VoIP wiretapping: Myth versus reality

It's time to debunk some VoIP security myths.

Government agencies, health care organizations and, for that matter, any business that might exchange sensitive information over a phone line is technically a prime candidate for wiretapping. This is because hackers can hypothetically glean personally identifiable information, state secrets and other private information by simply listening in to a phone call. 

In this blog, we'll debunk some of the myths associated with wiretapping as it pertains to internet telephony, and outline the reality of VoIP security. 

Myth: VoIP is less secure than POTS because it's internet-based 

People have a tendency to assume that internet services are inherently less secure since technically, anything that's online can be hacked.

"When it comes to VoIP, this couldn't be further from the truth."

But when it comes to VoIP, this couldn't be further from the truth. According to TechTarget contributor Steven Taylor, plain old telephone service (POTS) lines can be tapped using equipment that can be purchased at a local hardware store and directions that can be found on the web. That is to say that POTS is in no way secure to begin with.
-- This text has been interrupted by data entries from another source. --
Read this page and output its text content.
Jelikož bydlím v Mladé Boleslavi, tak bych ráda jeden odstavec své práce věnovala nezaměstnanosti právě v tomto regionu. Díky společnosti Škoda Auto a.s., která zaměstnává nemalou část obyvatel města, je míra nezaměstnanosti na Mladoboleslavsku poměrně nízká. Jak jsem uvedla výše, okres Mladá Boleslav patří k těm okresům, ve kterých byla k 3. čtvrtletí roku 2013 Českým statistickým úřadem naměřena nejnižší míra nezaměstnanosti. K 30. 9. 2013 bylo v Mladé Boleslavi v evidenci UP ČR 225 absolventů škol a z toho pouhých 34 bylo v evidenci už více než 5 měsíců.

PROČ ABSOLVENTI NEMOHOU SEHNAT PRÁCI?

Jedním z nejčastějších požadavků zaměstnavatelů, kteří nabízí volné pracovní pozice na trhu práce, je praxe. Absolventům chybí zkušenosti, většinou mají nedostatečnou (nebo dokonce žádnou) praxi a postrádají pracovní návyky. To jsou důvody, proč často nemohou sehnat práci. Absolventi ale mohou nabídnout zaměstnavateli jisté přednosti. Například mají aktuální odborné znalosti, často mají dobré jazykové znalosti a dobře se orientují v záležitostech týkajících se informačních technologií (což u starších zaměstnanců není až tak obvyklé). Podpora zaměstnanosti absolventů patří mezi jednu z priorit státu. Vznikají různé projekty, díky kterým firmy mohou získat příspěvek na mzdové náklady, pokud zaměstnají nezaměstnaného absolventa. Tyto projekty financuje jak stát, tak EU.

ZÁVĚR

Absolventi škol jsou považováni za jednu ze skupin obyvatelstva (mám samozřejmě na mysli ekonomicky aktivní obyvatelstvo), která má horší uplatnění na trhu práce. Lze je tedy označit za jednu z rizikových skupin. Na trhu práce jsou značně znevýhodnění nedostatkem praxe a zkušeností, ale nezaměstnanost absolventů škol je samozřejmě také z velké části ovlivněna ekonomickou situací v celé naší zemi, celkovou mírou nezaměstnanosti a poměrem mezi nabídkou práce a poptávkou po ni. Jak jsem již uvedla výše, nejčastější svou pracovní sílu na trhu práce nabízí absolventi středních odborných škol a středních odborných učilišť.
In fact, there is a complete and thorough explanation of how the average Joe can easily tap a phone line available on HowStuffWorks. 
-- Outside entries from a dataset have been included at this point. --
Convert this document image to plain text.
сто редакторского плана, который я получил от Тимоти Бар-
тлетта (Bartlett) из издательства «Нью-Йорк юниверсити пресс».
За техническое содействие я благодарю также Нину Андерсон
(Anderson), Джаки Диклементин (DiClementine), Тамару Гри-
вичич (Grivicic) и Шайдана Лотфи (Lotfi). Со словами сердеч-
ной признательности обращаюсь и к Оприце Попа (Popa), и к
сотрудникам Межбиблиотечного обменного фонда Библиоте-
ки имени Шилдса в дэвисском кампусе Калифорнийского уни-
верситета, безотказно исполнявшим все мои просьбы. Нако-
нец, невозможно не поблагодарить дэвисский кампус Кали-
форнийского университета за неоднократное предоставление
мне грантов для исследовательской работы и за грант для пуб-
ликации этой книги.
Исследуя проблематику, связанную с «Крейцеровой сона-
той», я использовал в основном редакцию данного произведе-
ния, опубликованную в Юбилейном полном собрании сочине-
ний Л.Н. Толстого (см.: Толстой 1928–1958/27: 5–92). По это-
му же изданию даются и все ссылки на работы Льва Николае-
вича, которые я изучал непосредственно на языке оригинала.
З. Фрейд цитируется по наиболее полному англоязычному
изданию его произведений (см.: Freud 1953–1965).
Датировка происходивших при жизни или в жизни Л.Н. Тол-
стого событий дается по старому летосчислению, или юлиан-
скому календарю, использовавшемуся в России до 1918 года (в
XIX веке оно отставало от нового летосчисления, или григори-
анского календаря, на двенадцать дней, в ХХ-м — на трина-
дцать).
"The circuit carrying your conversation runs out of your home, through your neighborhood and through several switching stations between you and the phone on the other end," contributor Tom Harris wrote. "At any point along this path, somebody can add a new load to the circuit board, in the same way you can plug a new appliance into an extension cord."

It's safe to say that VoIP is hands-down more secure than POTS. 

The odds of successfully listening in on a VoIP call are slim to none. The odds of successfully listening in on a VoIP call are slim to none.

Reality: VoIP is extremely difficult to intercept

Intercepting VoIP on the other hand – which is called "packet sniffing" – is much more difficult. According to Taylor, a hacker needs to gain "physical access" to the packets in order to "sniff" them. This requires direct access to the corporate network, and as pointed out by Taylor, if an unauthorized user has access to your network, you have bigger problems than packet sniffing on your hands. If a hacker hypothetically did gain access, Taylor noted that these packets are "buried deep inside a sophisticated protocol stack" that would require multiple layers of decoding. 

Add in the fact that secure VoIP uses Transport Layer Security (TLS) and Secure Real-Time Transport Protocol (SRTP), and the task immediately becomes exponentially more trying for a hacker. TLS ensures a secure connection, and SRTP encrypts audio packets that are sent over the IP network. Even if the connection between a server and web browser were somehow compromised, a hacker would then have to decrypt the individual packets. 

So, in conclusion, secure VoIP is a fortress. For government agencies and other organizations in need of secure telephony solutions, VoIP is calling.